The impeachment of the president follows an investigation conducted by a committee of the House of Representatives. Formal accusations are made as a result of voting of the Chamber. Given the Democratic majority, the accusation shouldn't be difficult. The judgment is issued by the Senate. For the successful conviction of a government official, the so-called supermajority, i.e. 2/3 of the senators' votes, is required. With the changed mood of the Republican senators, achieving this majority does not seem to be impossible anymore.



It is difficult to say whether the removal of the president from office or the impeachment will actually take place, especially since there are two weeks left until the end of his term of office. There is no doubt, however, that it was the last straw of legal and political bitterness. His most faithful political allies are leaving the president.


Can Donald Trump count only on the support of an agitated crowd? If so, one must hope that the democratic values that guided the Founding Fathers, as well as the systemic mechanisms developed by them, will be recalled and properly used.


Update (8 January 2021):


In the last twenty-four hours since the original publication of this comment some additional and important events occurred.


Although Vice president Mike Pence and the cabinet were repeatedly called to commence the procedure of the removal of the President according to the 25th amendment, no steps have been taken with this respect. As for today two hundred congressmen and congresswomen called the vice president to act in that capacity. It seems, however, that the overall atmosphere in the White House is dense. According to the press information, the vice president’s aides were not allowed to enter White House yesterday. In addition, heads of the Department of Transportation (Elaine Chao) and Department of Education (Betsy DeVos) resigned. While Donald Trump himself declared yesterday evening that he was condemning the rioters and that the transition of power had to peaceful.


Regarding the impeachment procedure, the Democratic Party was not wasting time. Its earlier suggestions that the impeachment should be initiated as quickly as possible are still repeated.
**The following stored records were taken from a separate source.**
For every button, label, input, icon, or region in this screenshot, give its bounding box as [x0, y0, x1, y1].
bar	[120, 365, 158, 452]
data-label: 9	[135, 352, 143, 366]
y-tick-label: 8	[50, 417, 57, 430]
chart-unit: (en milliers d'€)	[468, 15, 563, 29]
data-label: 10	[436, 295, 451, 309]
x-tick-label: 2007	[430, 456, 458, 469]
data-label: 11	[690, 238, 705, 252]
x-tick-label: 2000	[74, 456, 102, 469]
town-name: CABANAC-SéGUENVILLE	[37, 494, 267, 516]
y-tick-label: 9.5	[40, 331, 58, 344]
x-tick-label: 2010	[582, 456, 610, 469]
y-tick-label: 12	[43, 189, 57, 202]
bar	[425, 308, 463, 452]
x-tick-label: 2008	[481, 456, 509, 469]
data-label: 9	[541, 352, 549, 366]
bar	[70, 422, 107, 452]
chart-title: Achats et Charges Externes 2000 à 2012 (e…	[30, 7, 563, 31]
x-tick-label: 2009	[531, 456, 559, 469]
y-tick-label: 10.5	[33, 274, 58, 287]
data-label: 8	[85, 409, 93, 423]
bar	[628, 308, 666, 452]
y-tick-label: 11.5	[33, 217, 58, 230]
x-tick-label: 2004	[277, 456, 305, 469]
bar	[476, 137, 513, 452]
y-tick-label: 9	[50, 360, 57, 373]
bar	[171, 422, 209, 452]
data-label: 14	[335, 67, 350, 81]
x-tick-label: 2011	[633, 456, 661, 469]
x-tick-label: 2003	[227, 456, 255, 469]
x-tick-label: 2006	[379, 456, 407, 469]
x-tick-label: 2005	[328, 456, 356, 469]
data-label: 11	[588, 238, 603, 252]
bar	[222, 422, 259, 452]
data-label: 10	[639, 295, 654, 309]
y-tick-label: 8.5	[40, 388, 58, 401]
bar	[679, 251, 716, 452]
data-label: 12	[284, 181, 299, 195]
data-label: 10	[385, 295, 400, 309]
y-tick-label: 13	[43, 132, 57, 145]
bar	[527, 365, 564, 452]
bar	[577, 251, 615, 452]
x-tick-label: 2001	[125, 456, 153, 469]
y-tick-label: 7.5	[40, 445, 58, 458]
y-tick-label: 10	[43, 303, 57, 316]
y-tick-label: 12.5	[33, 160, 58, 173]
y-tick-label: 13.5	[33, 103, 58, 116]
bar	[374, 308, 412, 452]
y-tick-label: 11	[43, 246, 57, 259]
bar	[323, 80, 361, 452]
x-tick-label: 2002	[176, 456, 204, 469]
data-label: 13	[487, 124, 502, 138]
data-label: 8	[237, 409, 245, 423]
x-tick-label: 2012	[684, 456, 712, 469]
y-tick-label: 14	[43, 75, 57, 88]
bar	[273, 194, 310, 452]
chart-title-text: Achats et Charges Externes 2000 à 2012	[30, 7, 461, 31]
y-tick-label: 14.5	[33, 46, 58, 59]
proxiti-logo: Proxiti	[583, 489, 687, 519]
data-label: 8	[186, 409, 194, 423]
Also, several Representatives from the Democratic Party prepared and started to circulate the draft version of the so-called “Articles of Impeachment” – a formal accusation required by the impeachment procedure.


There are still some doubts on what grounds the impeachment should be carried and how to justify the rioters’ actions in the legal terms. According to Carlton Larson, professor of law at the UC Davis School of Law, there is no doubt that for the framers of the US Constitution, rioters’ acts would be labelled as treason. Larson, in his comment for Washington Post, noticed that “An armed attack on the Capitol to obstruct the counting of the electoral votes easily qualifies as treason under the framers’ original understanding of the Treason Clause” (link to the original comment: https://www.washingtonpost.com/outlook/2021/01/07/...). Should the president be impeached for treason as well? One thing is for sure, this historic interpretation once more suggests that the return to the roots of American democracy is much needed.